An On-Chip Noise Thermometer

Abstract

Temperature sensors are widely integrated in high performance systems, e.g. microprocessors. If the die temperature becomes too high, the processor must throttle its clock speed to prevent reliability problems. This application requires temperature sensors that can be integrated in the same advanced technologies as the microprocessor, and that can operate from the same low supply voltage. Since many temperature sensors are required, it is important that they only require a minimal amount of trimming. Thermal noise can be exploited as a temperature sensing principle in any technology with resistive elements. Since thermal noise is a fundamental physical phenomenon, it is inherently accurate and linear. The noise power only depends on the measurement bandwidth, which can be easily calibrated. Previous noise-based temperature sensors required very long measurement times to achieve decent resolution. This is because only small measurement bandwidths could be achieved with discrete measurement setups. By integrating the noise-thermometer on chip, and using the increasing speed of more advanced technologies to our advantage, resolution can greatly improve. This thesis presents the first on-chip noise-based temperature sensor.

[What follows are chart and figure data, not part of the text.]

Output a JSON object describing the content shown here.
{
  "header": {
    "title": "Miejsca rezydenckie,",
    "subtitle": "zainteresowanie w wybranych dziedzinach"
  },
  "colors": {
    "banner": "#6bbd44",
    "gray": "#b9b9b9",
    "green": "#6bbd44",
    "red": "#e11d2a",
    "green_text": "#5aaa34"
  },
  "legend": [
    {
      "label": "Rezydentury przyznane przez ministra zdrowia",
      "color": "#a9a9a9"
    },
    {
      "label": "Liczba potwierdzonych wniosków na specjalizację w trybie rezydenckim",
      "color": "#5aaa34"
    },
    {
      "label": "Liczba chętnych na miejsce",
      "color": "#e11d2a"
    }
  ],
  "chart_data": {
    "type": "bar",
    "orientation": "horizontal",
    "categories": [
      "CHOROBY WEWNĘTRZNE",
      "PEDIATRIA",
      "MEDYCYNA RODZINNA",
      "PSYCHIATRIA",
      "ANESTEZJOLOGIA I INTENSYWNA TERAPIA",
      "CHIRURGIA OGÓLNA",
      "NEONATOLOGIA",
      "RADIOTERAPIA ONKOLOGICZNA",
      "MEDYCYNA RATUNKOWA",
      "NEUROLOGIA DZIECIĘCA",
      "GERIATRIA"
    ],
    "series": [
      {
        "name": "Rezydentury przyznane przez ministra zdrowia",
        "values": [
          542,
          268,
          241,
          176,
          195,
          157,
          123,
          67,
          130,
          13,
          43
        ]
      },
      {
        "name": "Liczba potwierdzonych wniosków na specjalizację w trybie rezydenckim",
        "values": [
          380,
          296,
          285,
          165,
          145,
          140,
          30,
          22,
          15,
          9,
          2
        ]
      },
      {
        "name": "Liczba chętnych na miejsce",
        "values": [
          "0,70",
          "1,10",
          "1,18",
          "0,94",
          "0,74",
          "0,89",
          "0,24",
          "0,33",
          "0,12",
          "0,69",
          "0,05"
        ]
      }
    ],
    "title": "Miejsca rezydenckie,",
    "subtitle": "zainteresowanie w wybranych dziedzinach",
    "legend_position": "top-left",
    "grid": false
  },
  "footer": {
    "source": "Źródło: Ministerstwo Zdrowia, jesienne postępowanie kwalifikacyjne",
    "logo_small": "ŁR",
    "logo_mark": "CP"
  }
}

A prototype chip has been fabricated in a standard 160 nm CMOS process and it achieves a resolution of 0.93 °C in 1 s. The sensor can achieve an inaccuracy of 6.8 °C (3?) from -70 °C to 50 °C with a single point trim and an inaccuracy of 6.1 °C (3?) from -70 °C to 95 °C with a two-point trim. The sensor occupies a die area of 0.15 mm2 and consumes 1.9 mW from a 1.8 V supply. The design demonstrates that a pure electrical calibration should be possible, and both the resolution and accuracy are expected to improve in more advanced CMOS processes.